In today’s global economy, businesses must find new ways to do business for less money. This is particularly true when buying legal counsel and legal services. As a result, clients analyze and question the costs and work associated with each invoiceable item.
Common questions raised include which services can be outsourced. Must every service be provided by a licensed legal professional? Is an alternative legal services provider available who can deliver equivalent work at a lower price? Are we free to shop around for competitive rates for this service?
Understanding Legal Services
When businesses and individuals recognize a need to address a legal problem, they often turn to a lawyer or a law firm to supply the services they need. After all, lawyers and lobbyists have a penchant for defining what we think we need. In fairness, the availability of standalone providers of legal services, such as language translation providers and technical and industry experts, is a fairly new concept that was not widely available until recently.
However, today many types of legal services have become decoupled from law firms and are available from a range of independent service providers operating in the legal services field. While not operating under the direct oversight of licensed law professionals, these independent providers are trusted by leading law firms, businesses, government agencies and individuals to complete legally admissible projects.
Because these firms focus solely on providing specific services, they operate far more efficiently, while producing better, faster and more affordable results. Separation of legal services from primary and specialized work performed by lawyers represents a paradigm shift from when law firms delivered all services related to legal matters.
Often the package of legal work that you or your business needs consists of two pieces, a legal practice piece and a legal services piece. Legal practice requires licensed professionals who can understand the circumstance, interpret law, develop legal strategy, and argue a defense.
On the other hand, legal services consists of the ancillary services that support the work of attorneys. Usually, these services are not completed by licensed legal professionals. Instead, legal services are increasingly provided by experts who focus on a niche job function. Some examples include language translation services, graphic design, presentation and video creation, statistical analysis, technical or occupational consultancy, and investigative services.
The differentiation and decoupling between the roles of a lawyer or law firm and the role of specialized service providers is changing the way legal services are offered and purchased. While continuing to target their services to law firms, providers of legal services are marketing their expertise directly to clients of law firms, further discrediting the belief that only law firms can deliver legal services and that legal services are so closely linked to a particular case that they can be provided only by the law firm.
The Evolving Legal Market
At the same time, law firms are becoming smaller and more specialized. Law-firms today frequently have in-house professionals who can provide expert ancillary services in language translation, desktop publishing, statistical analysis, graphic design, private investigation and presentation development. By no longer offering these services, specialized law firms have found that they can get higher quality, more efficient alternatives from independent services.
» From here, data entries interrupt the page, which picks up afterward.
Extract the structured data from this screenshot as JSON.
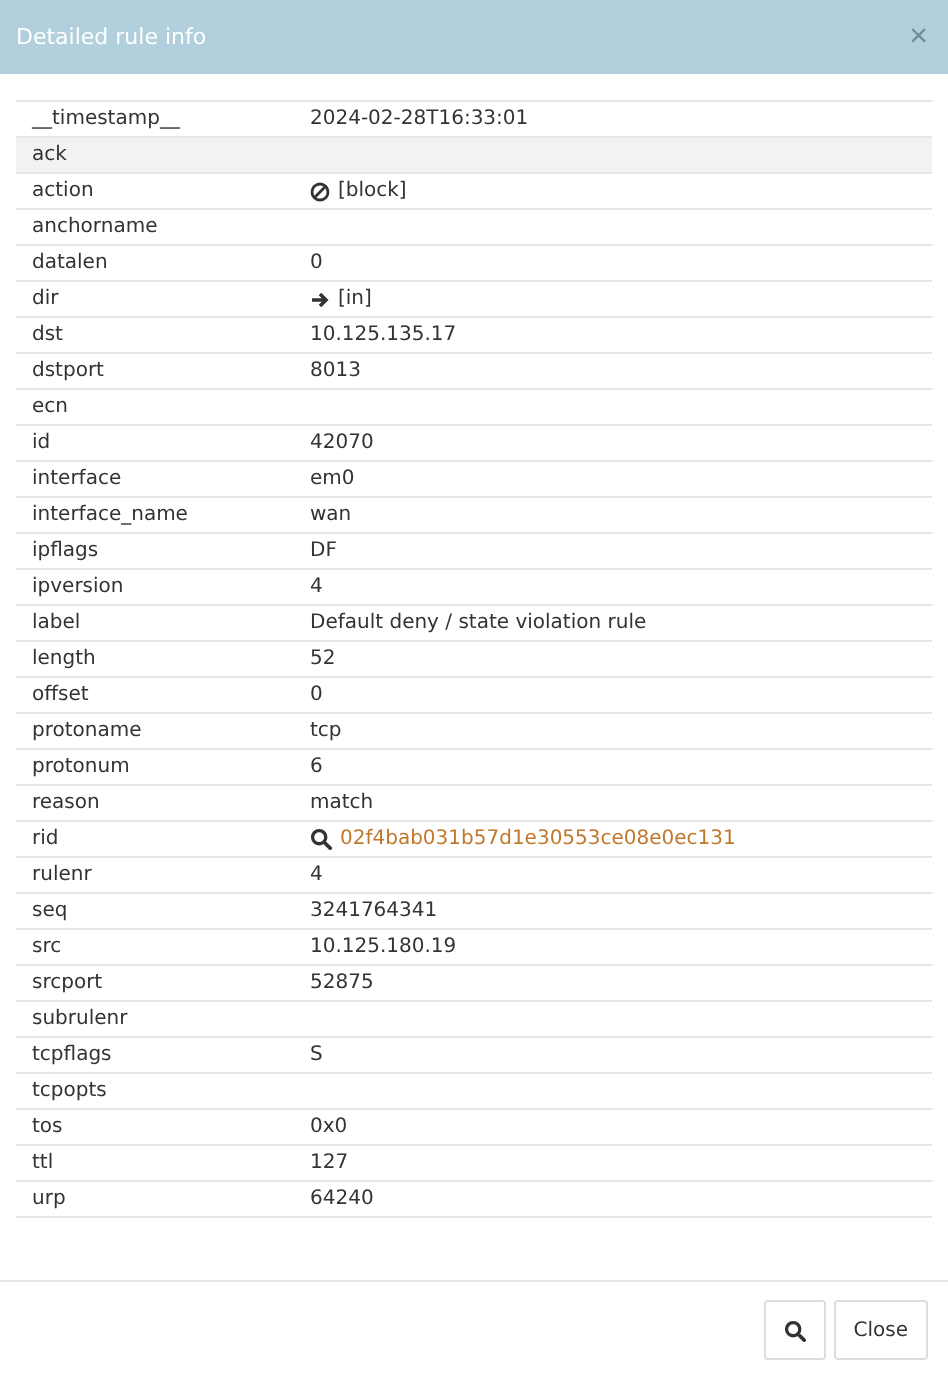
{
  "dialog": {
    "title": "Detailed rule info",
    "close": "×"
  },
  "rows": [
    {
      "field": "__timestamp__",
      "value": "2024-02-28T16:33:01",
      "kind": "text",
      "highlighted": false
    },
    {
      "field": "ack",
      "value": "",
      "kind": "text",
      "highlighted": true
    },
    {
      "field": "action",
      "value": "[block]",
      "kind": "block",
      "highlighted": false
    },
    {
      "field": "anchorname",
      "value": "",
      "kind": "text",
      "highlighted": false
    },
    {
      "field": "datalen",
      "value": "0",
      "kind": "text",
      "highlighted": false
    },
    {
      "field": "dir",
      "value": "[in]",
      "kind": "direction",
      "highlighted": false
    },
    {
      "field": "dst",
      "value": "10.125.135.17",
      "kind": "text",
      "highlighted": false
    },
    {
      "field": "dstport",
      "value": "8013",
      "kind": "text",
      "highlighted": false
    },
    {
      "field": "ecn",
      "value": "",
      "kind": "text",
      "highlighted": false
    },
    {
      "field": "id",
      "value": "42070",
      "kind": "text",
      "highlighted": false
    },
    {
      "field": "interface",
      "value": "em0",
      "kind": "text",
      "highlighted": false
    },
    {
      "field": "interface_name",
      "value": "wan",
      "kind": "text",
      "highlighted": false
    },
    {
      "field": "ipflags",
      "value": "DF",
      "kind": "text",
      "highlighted": false
    },
    {
      "field": "ipversion",
      "value": "4",
      "kind": "text",
      "highlighted": false
    },
    {
      "field": "label",
      "value": "Default deny / state violation rule",
      "kind": "text",
      "highlighted": false
    },
    {
      "field": "length",
      "value": "52",
      "kind": "text",
      "highlighted": false
    },
    {
      "field": "offset",
      "value": "0",
      "kind": "text",
      "highlighted": false
    },
    {
      "field": "protoname",
      "value": "tcp",
      "kind": "text",
      "highlighted": false
    },
    {
      "field": "protonum",
      "value": "6",
      "kind": "text",
      "highlighted": false
    },
    {
      "field": "reason",
      "value": "match",
      "kind": "text",
      "highlighted": false
    },
    {
      "field": "rid",
      "value": "02f4bab031b57d1e30553ce08e0ec131",
      "kind": "link",
      "highlighted": false
    },
    {
      "field": "rulenr",
      "value": "4",
      "kind": "text",
      "highlighted": false
    },
    {
      "field": "seq",
      "value": "3241764341",
      "kind": "text",
      "highlighted": false
    },
    {
      "field": "src",
      "value": "10.125.180.19",
      "kind": "text",
      "highlighted": false
    },
    {
      "field": "srcport",
      "value": "52875",
      "kind": "text",
      "highlighted": false
    },
    {
      "field": "subrulenr",
      "value": "",
      "kind": "text",
      "highlighted": false
    },
    {
      "field": "tcpflags",
      "value": "S",
      "kind": "text",
      "highlighted": false
    },
    {
      "field": "tcpopts",
      "value": "",
      "kind": "text",
      "highlighted": false
    },
    {
      "field": "tos",
      "value": "0x0",
      "kind": "text",
      "highlighted": false
    },
    {
      "field": "ttl",
      "value": "127",
      "kind": "text",
      "highlighted": false
    },
    {
      "field": "urp",
      "value": "64240",
      "kind": "text",
      "highlighted": false
    }
  ],
  "footer": {
    "close_button": "Close"
  }
}
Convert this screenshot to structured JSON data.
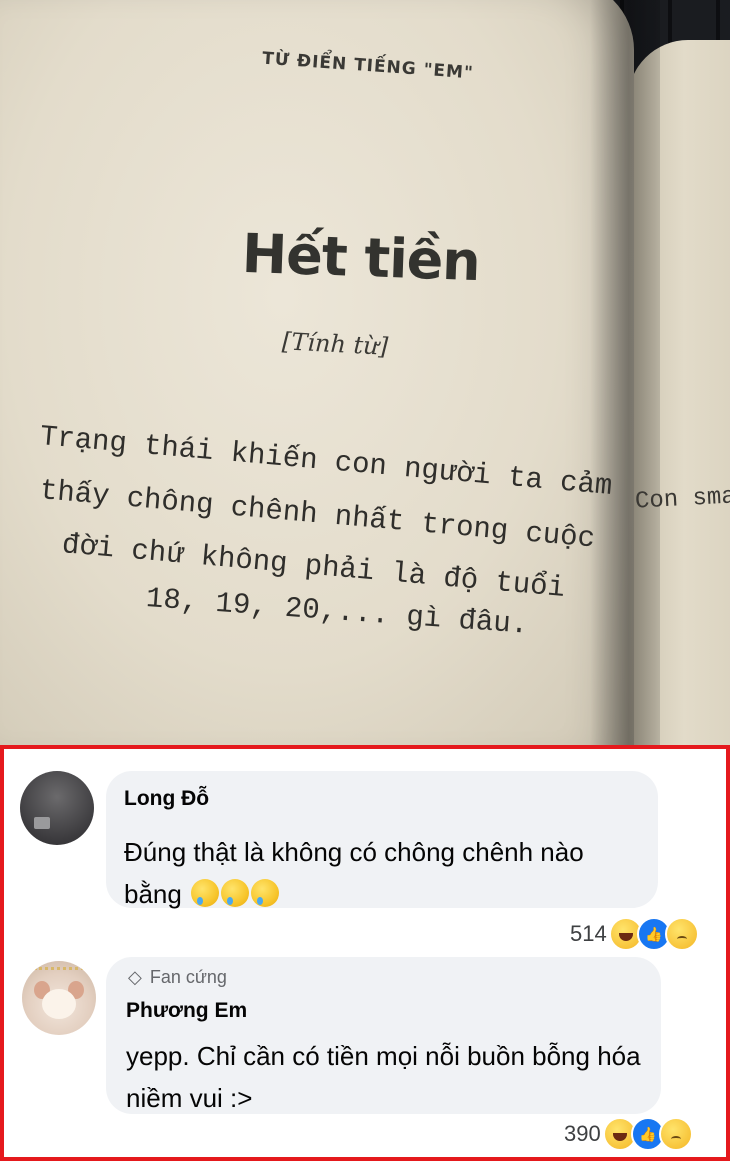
{
  "photo": {
    "header": "TỪ ĐIỂN TIẾNG \"EM\"",
    "title": "Hết tiền",
    "part_of_speech": "[Tính từ]",
    "definition_lines": [
      "Trạng thái khiến con người ta cảm",
      "thấy chông chênh nhất trong cuộc",
      "đời chứ không phải là độ tuổi",
      "18, 19, 20,...  gì đâu."
    ],
    "right_page_text": "Con sma"
  },
  "comments": [
    {
      "author": "Long Đỗ",
      "text": "Đúng thật là không có chông chênh nào bằng",
      "emojis": [
        "crying-face",
        "crying-face",
        "crying-face"
      ],
      "reaction_count": "514",
      "reactions": [
        "haha",
        "like",
        "sad"
      ]
    },
    {
      "badge": "Fan cứng",
      "author": "Phương Em",
      "text": "yepp. Chỉ cần có tiền mọi nỗi buồn bỗng hóa niềm vui :>",
      "reaction_count": "390",
      "reactions": [
        "haha",
        "like",
        "sad"
      ]
    }
  ],
  "colors": {
    "highlight_border": "#e5191d",
    "bubble": "#f0f2f5",
    "like_blue": "#1877f2"
  }
}
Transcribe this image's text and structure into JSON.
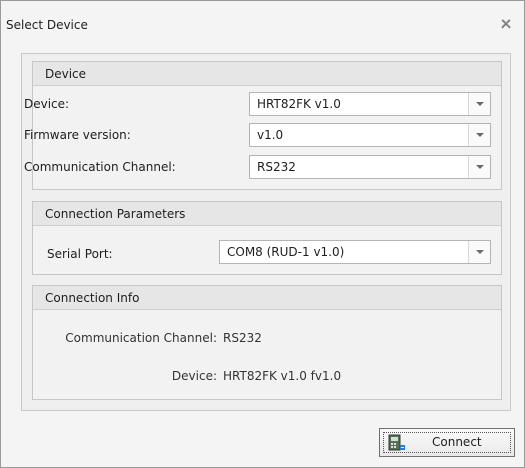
{
  "window": {
    "title": "Select Device",
    "close_icon": "close-icon"
  },
  "device_group": {
    "header": "Device",
    "device_label": "Device:",
    "device_value": "HRT82FK v1.0",
    "firmware_label": "Firmware version:",
    "firmware_value": "v1.0",
    "channel_label": "Communication Channel:",
    "channel_value": "RS232"
  },
  "connection_params": {
    "header": "Connection Parameters",
    "serial_port_label": "Serial Port:",
    "serial_port_value": "COM8 (RUD-1 v1.0)"
  },
  "connection_info": {
    "header": "Connection Info",
    "channel_label": "Communication Channel:",
    "channel_value": "RS232",
    "device_label": "Device:",
    "device_value": "HRT82FK v1.0 fv1.0"
  },
  "footer": {
    "connect_label": "Connect",
    "connect_icon": "device-connect-icon"
  }
}
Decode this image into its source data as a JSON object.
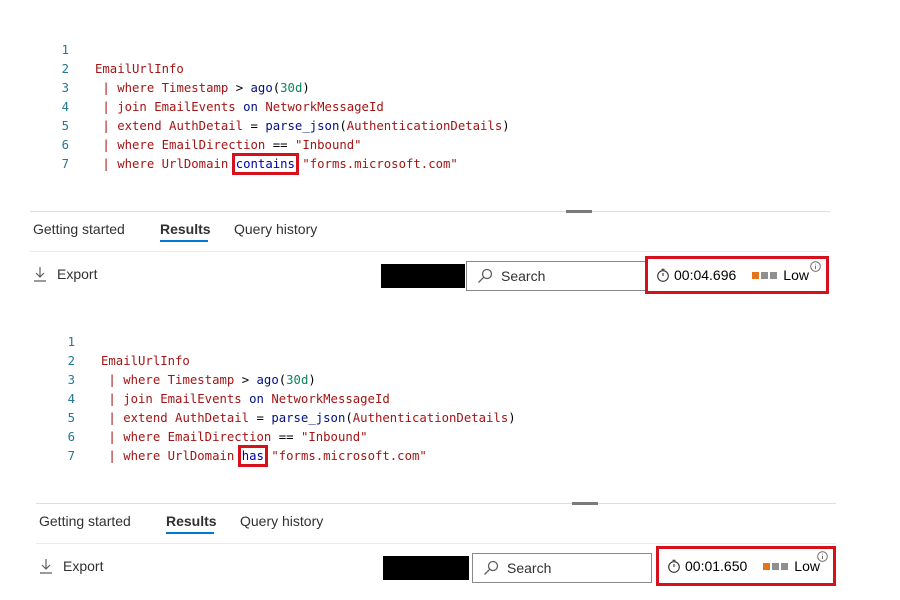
{
  "colors": {
    "highlight_box": "#d7111b",
    "tab_underline": "#0078d4",
    "perf_active": "#e3761b",
    "perf_inactive": "#8f8f8f"
  },
  "panels": [
    {
      "code": {
        "line_numbers": [
          "1",
          "2",
          "3",
          "4",
          "5",
          "6",
          "7"
        ],
        "table": "EmailUrlInfo",
        "l2": {
          "pipe": "|",
          "kw": "where",
          "field": "Timestamp",
          "op": ">",
          "fn": "ago",
          "open": "(",
          "num": "30d",
          "close": ")"
        },
        "l3": {
          "pipe": "|",
          "kw": "join",
          "table": "EmailEvents",
          "on": "on",
          "field": "NetworkMessageId"
        },
        "l4": {
          "pipe": "|",
          "kw": "extend",
          "field": "AuthDetail",
          "op": "=",
          "fn": "parse_json",
          "open": "(",
          "arg": "AuthenticationDetails",
          "close": ")"
        },
        "l5": {
          "pipe": "|",
          "kw": "where",
          "field": "EmailDirection",
          "op": "==",
          "str": "\"Inbound\""
        },
        "l6": {
          "pipe": "|",
          "kw": "where",
          "field": "UrlDomain",
          "operator": "contains",
          "str": "\"forms.microsoft.com\""
        }
      },
      "tabs": [
        "Getting started",
        "Results",
        "Query history"
      ],
      "active_tab": "Results",
      "export_label": "Export",
      "search_placeholder": "Search",
      "duration": "00:04.696",
      "perf_level": "Low",
      "perf_bars_active": 1
    },
    {
      "code": {
        "line_numbers": [
          "1",
          "2",
          "3",
          "4",
          "5",
          "6",
          "7"
        ],
        "table": "EmailUrlInfo",
        "l2": {
          "pipe": "|",
          "kw": "where",
          "field": "Timestamp",
          "op": ">",
          "fn": "ago",
          "open": "(",
          "num": "30d",
          "close": ")"
        },
        "l3": {
          "pipe": "|",
          "kw": "join",
          "table": "EmailEvents",
          "on": "on",
          "field": "NetworkMessageId"
        },
        "l4": {
          "pipe": "|",
          "kw": "extend",
          "field": "AuthDetail",
          "op": "=",
          "fn": "parse_json",
          "open": "(",
          "arg": "AuthenticationDetails",
          "close": ")"
        },
        "l5": {
          "pipe": "|",
          "kw": "where",
          "field": "EmailDirection",
          "op": "==",
          "str": "\"Inbound\""
        },
        "l6": {
          "pipe": "|",
          "kw": "where",
          "field": "UrlDomain",
          "operator": "has",
          "str": "\"forms.microsoft.com\""
        }
      },
      "tabs": [
        "Getting started",
        "Results",
        "Query history"
      ],
      "active_tab": "Results",
      "export_label": "Export",
      "search_placeholder": "Search",
      "duration": "00:01.650",
      "perf_level": "Low",
      "perf_bars_active": 1
    }
  ]
}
This practice also allows law firms to focus long-term business objectives on improving the delivery of the services they offer, while continuing to command premiums for their own expertise. However, generalized and non-specialized law firms may fear a loss in profitability if they outsource these specific legal services unless they can develop a specialized skill set that allows them to command higher fees.
In contrast, less profitable firms will continue to find ways to invoice for legal services. Instead of focusing on maximizing the value of their own legal knowledge and experience, they will continue to promote the notion that only lawyers can provide legal services. To a client, legal services have simply been an invoiced item defined by however their attorney wants to define them, since attorneys set the prices, requirements, and delivery dates for services.
Resistance to Change
With the availability of independent legal services providers, clients increasingly want to shop around for competitive providers to handle the various facets of their work. Consequently, law firms are breaking from the inefficient business model that forces clients to use overpriced in-house services.
Further, in-house models typically lack the managerial and investment focuses to continuously improve and streamline costs. This shortcoming permits clients to find faster and higher quality ancillary services that offer significant savings. However, the legal industry is very conservative and resistant to change, even as their clients demand more pricing transparency, efficiency and options.
Change rarely keeps pace with today’s hyper-competitive business world’s demands for greater efficiency. Even so, responsive law-firms understand these economic and financial pressures and are slowly adapting to them.